A Practitioner's Framework for Testing Broad Match

If you've met the prerequisites, here's a systematic approach to introducing broad match without blowing up what's already working. Step 1: Isolate the test. Run broad match keywords in their own dedicated campaign so you can easily track performance and control their budget separate from exact match campaigns. Never convert existing phrase or exact campaigns to broad wholesale. Step 2: Set aggressive Smart Bidding targets. Set a tROAS goal higher than the average non-brand actual ROAS, or 1.5x to 2x your goal. This constrains the algorithm's exploration and prevents it from chasing marginal traffic early. Step 3: Layer audience signals. Add audience signals-layer in data segments, remarketing lists, and demographics. Google then aims broad match at people closer to your buyers. Use observation mode, not targeting mode, so you inform the algorithm without restricting its reach. Step 4: Seed negatives proactively. Add your standard negative keyword lists before the campaign goes live. Include competitor terms, job-related queries, informational intent terms, and anything your existing campaigns have already identified as waste. Step 5: Review search terms aggressively for 60 days. Review search terms every few days. Kill bad themes with negatives. Copy strong new queries into phrase or exact in your main campaigns. This turns broad match into a discovery engine feeding your controlled campaigns. Step 6: Evaluate after 4-6 weeks with sufficient data. Don't judge broad match performance in the first seven days. Give new bidding strategies at least two weeks to gather sufficient data, learn the patterns, and fully stabilize before making any major changes or judgments. Realistically, you need four to six weeks of data before the comparison is meaningful.
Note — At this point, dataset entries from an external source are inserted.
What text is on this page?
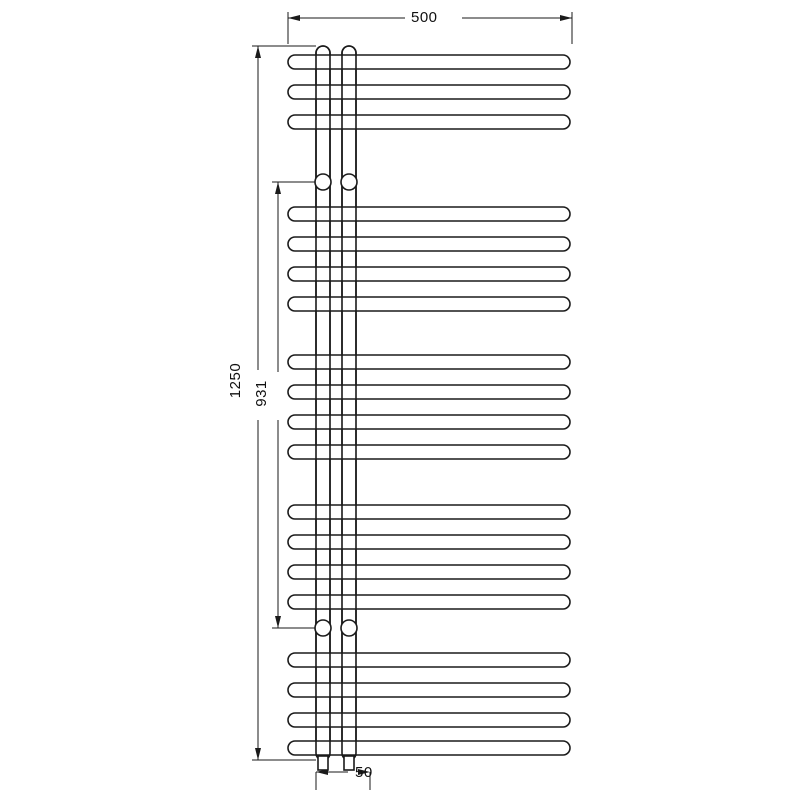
500
1250 931
50
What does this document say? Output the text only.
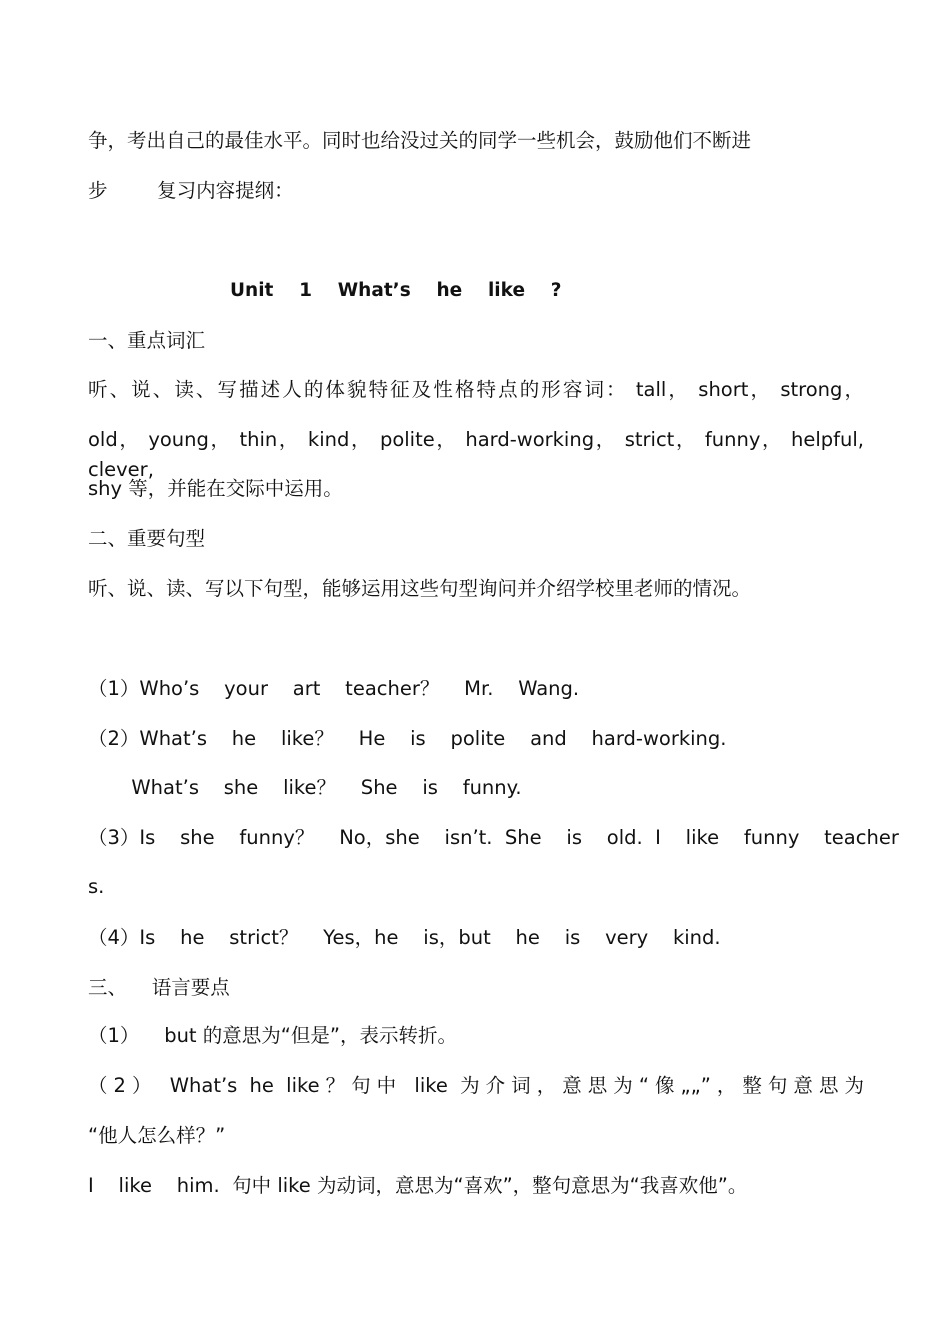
争，考出自己的最佳水平。同时也给没过关的同学一些机会，鼓励他们不断进
步        复习内容提纲：
Unit    1    What’s    he    like    ?
一、重点词汇
听、说、读、写描述人的体貌特征及性格特点的形容词： tall， short， strong，
old， young， thin， kind， polite， hard-working， strict， funny， helpful, clever,
shy 等，并能在交际中运用。
二、重要句型
听、说、读、写以下句型，能够运用这些句型询问并介绍学校里老师的情况。
（1）Who’s    your    art    teacher？    Mr.    Wang.
（2）What’s    he    like？    He    is    polite    and    hard-working.
What’s    she    like？    She    is    funny.
（3）Is    she    funny？    No，she    isn’t.  She    is    old.  I    like    funny    teacher
s.
（4）Is    he    strict？    Yes，he    is，but    he    is    very    kind.
三、    语言要点
（1）    but 的意思为“但是”，表示转折。
（2） What’s he like？句中 like 为介词，意思为“像„„”，整句意思为
“他人怎么样？”
I    like    him.  句中 like 为动词，意思为“喜欢”，整句意思为“我喜欢他”。
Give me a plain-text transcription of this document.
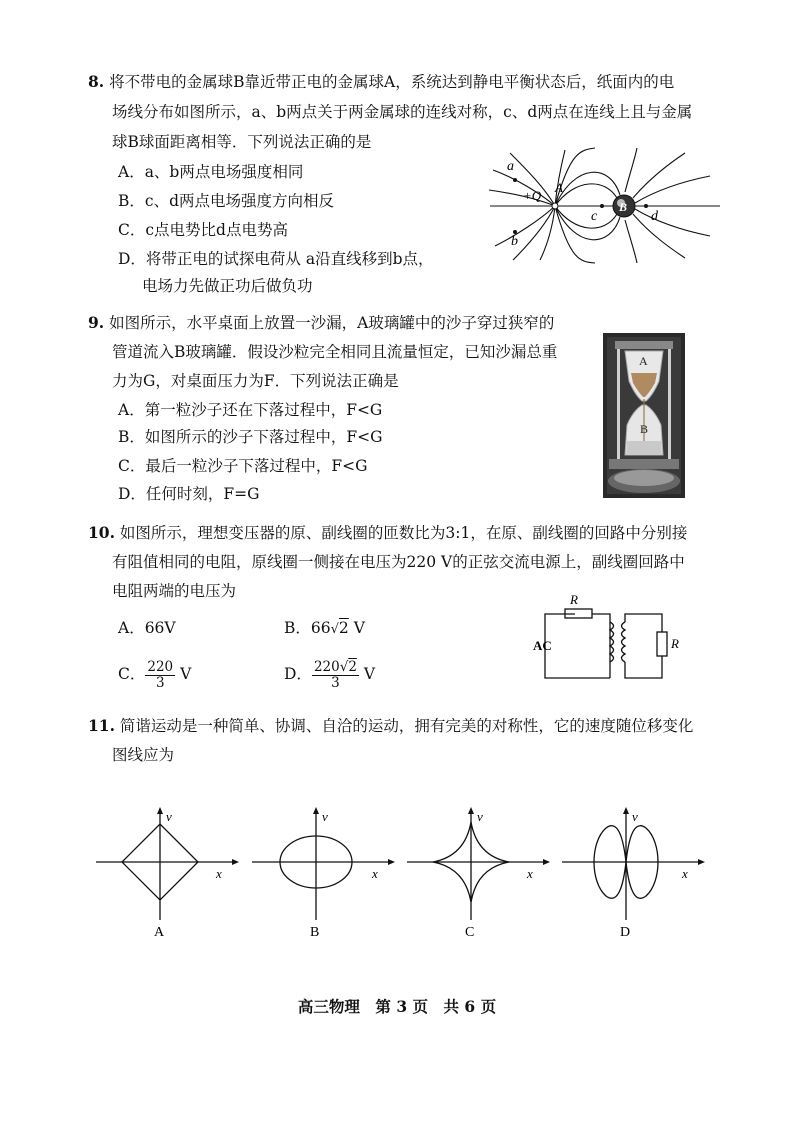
8. 将不带电的金属球B靠近带正电的金属球A，系统达到静电平衡状态后，纸面内的电
场线分布如图所示，a、b两点关于两金属球的连线对称，c、d两点在连线上且与金属
球B球面距离相等．下列说法正确的是
A．a、b两点电场强度相同
B．c、d两点电场强度方向相反
C．c点电势比d点电势高
D．将带正电的试探电荷从 a沿直线移到b点，
电场力先做正功后做负功
a
b
+Q
A
c
B
d
9. 如图所示，水平桌面上放置一沙漏，A玻璃罐中的沙子穿过狭窄的
管道流入B玻璃罐．假设沙粒完全相同且流量恒定，已知沙漏总重
力为G，对桌面压力为F．下列说法正确是
A．第一粒沙子还在下落过程中，F<G
B．如图所示的沙子下落过程中，F<G
C．最后一粒沙子下落过程中，F<G
D．任何时刻，F=G
A
B
10. 如图所示，理想变压器的原、副线圈的匝数比为3:1，在原、副线圈的回路中分别接
有阻值相同的电阻，原线圈一侧接在电压为220 V的正弦交流电源上，副线圈回路中
电阻两端的电压为
A．66V	B．66√2 V
C． $\frac{220}{3}$ V	D． $\frac{220√2}{3}$ V
R
R
AC
11. 简谐运动是一种简单、协调、自洽的运动，拥有完美的对称性，它的速度随位移变化
图线应为
v
x
A
v
x
B
v
x
C
v
x
D
高三物理　第 3 页　共 6 页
Consolidated Account Structures Beat Granular Segmentation

The old playbook of single-keyword ad groups (SKAGs) and match-type-segmented campaigns is dead. Over-segmentation limits machine learning. Many accounts are structured around legacy control models-separate campaigns for minor variations, overuse of match types, fragmented budgets. AI systems learn better from consolidated, high-volume data.

Gone are the days of building 20 ad groups with hyper-segmented SKAG structures. Thanks to broad match and Google's machine learning, practitioners recommend starting small-even with just a few keywords and two or three ad groups.

The modern structure looks like this: group campaigns by business objective (not match type), use 3–8 thematically similar keywords per ad group, and let Smart Bidding optimize across queries. Group your keywords into ad groups and campaigns with similar themes. This makes it easier for Google to understand your keywords, select the best one, and determine which ad should serve for each search query.

Landing page strategy matters here too. Pages need to answer broader search intent, provide more topic depth, offer stronger alignment between ads, search context, and destination content, and include clear explanations, not just conversion widgets. When broad match sends a wider variety of queries to your pages, those pages need to address more than one narrow intent. --- The shift to broad match isn't optional. Google's pricing structure, AI improvements, and product roadmap all point the same direction. That control is being replaced by calibration. The advertisers who thrive won't be the ones clinging to exact match structures from 2018, and they won't be the ones blindly accepting every Google recommendation either. They'll be the ones who understand that broad match amplifies the signals you feed into the system. If those signals are weak or misaligned with commercial outcomes, broad match can scale the wrong type of traffic very quickly. Clean conversion tracking, disciplined negative keyword management, audience layering, and consolidated account structures-these are the inputs that separate profitable broad match campaigns from expensive lessons.

Your ability to adapt as match types continue shifting matters more than picking the "right" match type today. Meet Google halfway. Feed it better data. Build the guardrails. Then let the machine do what machines are actually good at-processing millions of auction-time signals faster than any human ever could.